Since Dennard Scaling ceased around 2006 due to physical limits, the push has been toward multi-core architectures. Instead of getting improved performance for “free” through hardware improvements, software had to be adapted to parallel, multi-threaded architectures.
The compute speed, memory bandwidth, and memory latency increase at different exponential rates, leading to an increasing gap between data movement speeds and computation speeds. […] Hiding communication costs is thus becoming increasingly more difficult. Instead of just relying on hardware caches, new algorithms must be designed to minimize and hide communication, sometimes at the expense of duplicating memory and computation.

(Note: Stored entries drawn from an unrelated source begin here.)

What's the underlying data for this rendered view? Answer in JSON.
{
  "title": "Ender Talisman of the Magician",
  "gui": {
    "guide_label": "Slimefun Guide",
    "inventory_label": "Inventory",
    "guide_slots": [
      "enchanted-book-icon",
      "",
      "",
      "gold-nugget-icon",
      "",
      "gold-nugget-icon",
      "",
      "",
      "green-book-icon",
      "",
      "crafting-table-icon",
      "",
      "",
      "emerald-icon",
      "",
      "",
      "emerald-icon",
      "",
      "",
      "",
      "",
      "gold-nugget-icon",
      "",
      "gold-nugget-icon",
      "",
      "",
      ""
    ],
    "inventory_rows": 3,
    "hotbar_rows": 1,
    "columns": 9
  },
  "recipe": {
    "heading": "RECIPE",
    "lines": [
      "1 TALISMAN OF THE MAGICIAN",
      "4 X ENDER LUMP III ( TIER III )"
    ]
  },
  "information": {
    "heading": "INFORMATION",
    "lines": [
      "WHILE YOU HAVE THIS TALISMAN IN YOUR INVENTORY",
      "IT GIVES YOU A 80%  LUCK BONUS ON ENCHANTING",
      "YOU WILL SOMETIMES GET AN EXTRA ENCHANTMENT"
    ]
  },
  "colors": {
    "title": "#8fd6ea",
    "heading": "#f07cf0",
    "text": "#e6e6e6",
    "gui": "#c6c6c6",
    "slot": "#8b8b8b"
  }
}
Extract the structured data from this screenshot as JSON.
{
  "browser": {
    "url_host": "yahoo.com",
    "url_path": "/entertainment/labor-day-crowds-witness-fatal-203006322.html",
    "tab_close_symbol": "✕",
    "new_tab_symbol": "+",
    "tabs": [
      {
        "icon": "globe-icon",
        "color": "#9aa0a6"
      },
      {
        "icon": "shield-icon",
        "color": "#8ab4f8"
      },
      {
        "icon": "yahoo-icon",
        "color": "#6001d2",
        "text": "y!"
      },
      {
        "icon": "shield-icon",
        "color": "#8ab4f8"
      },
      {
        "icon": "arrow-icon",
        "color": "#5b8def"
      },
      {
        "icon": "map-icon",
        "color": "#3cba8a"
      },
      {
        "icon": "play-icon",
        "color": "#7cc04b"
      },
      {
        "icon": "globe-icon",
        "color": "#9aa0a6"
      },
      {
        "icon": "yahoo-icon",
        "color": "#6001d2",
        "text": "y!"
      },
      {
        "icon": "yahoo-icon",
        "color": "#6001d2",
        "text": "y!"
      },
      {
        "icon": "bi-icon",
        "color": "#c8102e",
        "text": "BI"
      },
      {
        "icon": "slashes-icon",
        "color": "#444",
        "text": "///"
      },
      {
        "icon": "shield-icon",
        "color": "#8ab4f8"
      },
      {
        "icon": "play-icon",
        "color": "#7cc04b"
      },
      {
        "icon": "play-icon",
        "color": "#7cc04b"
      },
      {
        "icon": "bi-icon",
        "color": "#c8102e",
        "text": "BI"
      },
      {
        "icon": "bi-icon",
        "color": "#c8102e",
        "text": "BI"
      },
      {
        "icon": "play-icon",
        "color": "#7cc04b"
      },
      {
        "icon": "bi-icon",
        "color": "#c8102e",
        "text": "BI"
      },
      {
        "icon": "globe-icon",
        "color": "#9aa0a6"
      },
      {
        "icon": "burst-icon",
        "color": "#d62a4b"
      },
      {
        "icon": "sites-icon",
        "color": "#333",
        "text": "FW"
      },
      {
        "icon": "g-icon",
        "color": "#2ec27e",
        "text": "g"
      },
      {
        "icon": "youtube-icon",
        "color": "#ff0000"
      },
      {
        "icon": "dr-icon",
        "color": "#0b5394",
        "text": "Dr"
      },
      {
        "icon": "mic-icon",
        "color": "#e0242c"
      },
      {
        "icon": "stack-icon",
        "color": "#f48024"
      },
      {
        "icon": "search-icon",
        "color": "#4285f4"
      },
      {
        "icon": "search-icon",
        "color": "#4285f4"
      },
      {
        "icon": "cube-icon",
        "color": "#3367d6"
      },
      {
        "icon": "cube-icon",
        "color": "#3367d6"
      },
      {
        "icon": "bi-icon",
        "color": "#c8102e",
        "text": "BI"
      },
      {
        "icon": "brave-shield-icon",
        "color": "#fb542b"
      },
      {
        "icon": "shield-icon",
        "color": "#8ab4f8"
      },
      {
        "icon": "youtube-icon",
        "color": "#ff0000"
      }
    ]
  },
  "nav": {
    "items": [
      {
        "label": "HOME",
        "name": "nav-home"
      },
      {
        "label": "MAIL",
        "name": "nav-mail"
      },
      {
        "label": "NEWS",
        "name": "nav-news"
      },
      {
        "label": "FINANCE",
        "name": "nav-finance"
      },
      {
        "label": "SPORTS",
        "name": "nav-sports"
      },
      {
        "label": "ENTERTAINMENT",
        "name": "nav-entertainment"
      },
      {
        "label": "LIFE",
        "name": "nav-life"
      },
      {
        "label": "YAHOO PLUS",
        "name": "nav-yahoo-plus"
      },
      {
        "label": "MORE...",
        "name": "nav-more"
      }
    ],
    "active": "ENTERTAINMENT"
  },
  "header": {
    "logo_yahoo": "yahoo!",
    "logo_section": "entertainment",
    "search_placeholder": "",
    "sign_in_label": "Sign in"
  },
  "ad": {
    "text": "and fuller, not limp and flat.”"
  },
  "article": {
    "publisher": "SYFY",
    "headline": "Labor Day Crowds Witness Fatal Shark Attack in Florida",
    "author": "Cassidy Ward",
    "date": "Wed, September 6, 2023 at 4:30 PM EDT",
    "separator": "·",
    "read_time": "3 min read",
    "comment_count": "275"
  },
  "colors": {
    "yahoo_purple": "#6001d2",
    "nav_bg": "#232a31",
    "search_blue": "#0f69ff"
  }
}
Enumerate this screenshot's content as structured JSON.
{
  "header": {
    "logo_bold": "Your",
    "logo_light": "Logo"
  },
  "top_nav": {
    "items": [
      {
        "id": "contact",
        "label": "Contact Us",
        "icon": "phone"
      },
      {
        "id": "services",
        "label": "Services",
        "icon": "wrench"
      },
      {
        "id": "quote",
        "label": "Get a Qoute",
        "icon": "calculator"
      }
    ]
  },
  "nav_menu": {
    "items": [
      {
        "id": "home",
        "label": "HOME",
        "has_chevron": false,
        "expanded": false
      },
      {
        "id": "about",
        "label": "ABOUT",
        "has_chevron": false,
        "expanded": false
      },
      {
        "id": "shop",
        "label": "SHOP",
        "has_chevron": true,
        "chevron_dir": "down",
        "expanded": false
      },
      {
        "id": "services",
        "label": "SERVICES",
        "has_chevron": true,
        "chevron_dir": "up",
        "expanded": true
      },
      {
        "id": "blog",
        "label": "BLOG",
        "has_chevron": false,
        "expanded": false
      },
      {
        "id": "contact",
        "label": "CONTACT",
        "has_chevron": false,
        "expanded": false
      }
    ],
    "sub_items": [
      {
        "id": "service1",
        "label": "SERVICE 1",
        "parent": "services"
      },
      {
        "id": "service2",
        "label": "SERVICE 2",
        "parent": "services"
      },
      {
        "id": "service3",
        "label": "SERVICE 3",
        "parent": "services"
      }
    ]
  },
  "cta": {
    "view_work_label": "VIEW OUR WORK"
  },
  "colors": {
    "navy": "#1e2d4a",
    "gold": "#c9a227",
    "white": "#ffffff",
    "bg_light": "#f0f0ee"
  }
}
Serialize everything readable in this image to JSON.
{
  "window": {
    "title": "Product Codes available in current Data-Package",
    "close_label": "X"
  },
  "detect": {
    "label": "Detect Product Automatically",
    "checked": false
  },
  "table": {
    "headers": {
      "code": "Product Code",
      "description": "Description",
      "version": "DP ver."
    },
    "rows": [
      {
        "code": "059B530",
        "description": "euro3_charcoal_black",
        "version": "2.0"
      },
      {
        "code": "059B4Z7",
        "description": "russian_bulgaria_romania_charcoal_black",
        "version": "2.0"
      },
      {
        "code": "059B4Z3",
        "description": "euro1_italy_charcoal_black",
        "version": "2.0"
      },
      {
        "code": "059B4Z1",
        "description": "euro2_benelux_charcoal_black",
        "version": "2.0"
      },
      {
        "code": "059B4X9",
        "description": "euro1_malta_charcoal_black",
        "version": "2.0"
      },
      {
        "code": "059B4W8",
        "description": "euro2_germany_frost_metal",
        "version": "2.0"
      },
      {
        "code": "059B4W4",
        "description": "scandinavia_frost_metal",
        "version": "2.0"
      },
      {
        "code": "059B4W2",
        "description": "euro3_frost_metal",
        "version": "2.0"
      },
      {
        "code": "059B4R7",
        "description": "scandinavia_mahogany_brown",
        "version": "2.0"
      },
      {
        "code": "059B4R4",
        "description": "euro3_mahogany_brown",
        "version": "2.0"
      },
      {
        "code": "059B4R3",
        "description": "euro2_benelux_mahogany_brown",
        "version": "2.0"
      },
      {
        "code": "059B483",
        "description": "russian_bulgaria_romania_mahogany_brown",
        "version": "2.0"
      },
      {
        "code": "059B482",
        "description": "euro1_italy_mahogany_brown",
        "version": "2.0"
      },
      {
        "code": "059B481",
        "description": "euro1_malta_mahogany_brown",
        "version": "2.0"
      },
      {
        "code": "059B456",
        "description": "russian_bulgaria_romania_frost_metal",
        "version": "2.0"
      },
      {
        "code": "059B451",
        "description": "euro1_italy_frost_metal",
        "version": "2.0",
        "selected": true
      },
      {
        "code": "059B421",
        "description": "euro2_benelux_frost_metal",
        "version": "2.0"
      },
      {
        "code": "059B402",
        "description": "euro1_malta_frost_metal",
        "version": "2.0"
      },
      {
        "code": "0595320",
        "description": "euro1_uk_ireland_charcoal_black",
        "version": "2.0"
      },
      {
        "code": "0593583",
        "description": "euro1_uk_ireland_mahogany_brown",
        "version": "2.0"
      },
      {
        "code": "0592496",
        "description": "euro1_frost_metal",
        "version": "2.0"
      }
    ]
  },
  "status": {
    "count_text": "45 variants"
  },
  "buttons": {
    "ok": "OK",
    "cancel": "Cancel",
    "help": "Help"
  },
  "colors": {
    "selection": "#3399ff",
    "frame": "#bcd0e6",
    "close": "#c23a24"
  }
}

recently–as the compute-speed-to-bandwidth ratio increases–algorithms have again been reformulated as communication avoiding.
By organizing the [matrix-multiplication] computation into blocks, we provide for full reuse of data while each block is held in cache or local memory, avoiding excessive movement of data, and giving a surface-to-volume effect for the ratio of data movement to arithmetic operations, that is, \(O(n^2)\) data movement to \(O(n^3)\) arithmetic operations.
the bandwidth/compute imbalance will become even more pronounced. In such an environment, we must abandon the notion that knowing the number of operation for an algorithm is a good indicator of its ultimate performance. […] we must focus on data movement, synchronization points, and understanding of the nature of the interaction between threads and processes
we must examine the amount of data the algorithm accesses and choose one that can minimize accesses–we call this approach “communication avoiding”.
Opting for higher complexity algorithms may be preferable if the operations better fit the hardware and transfer less data across the modern memory hierarchy and on-node interconnects.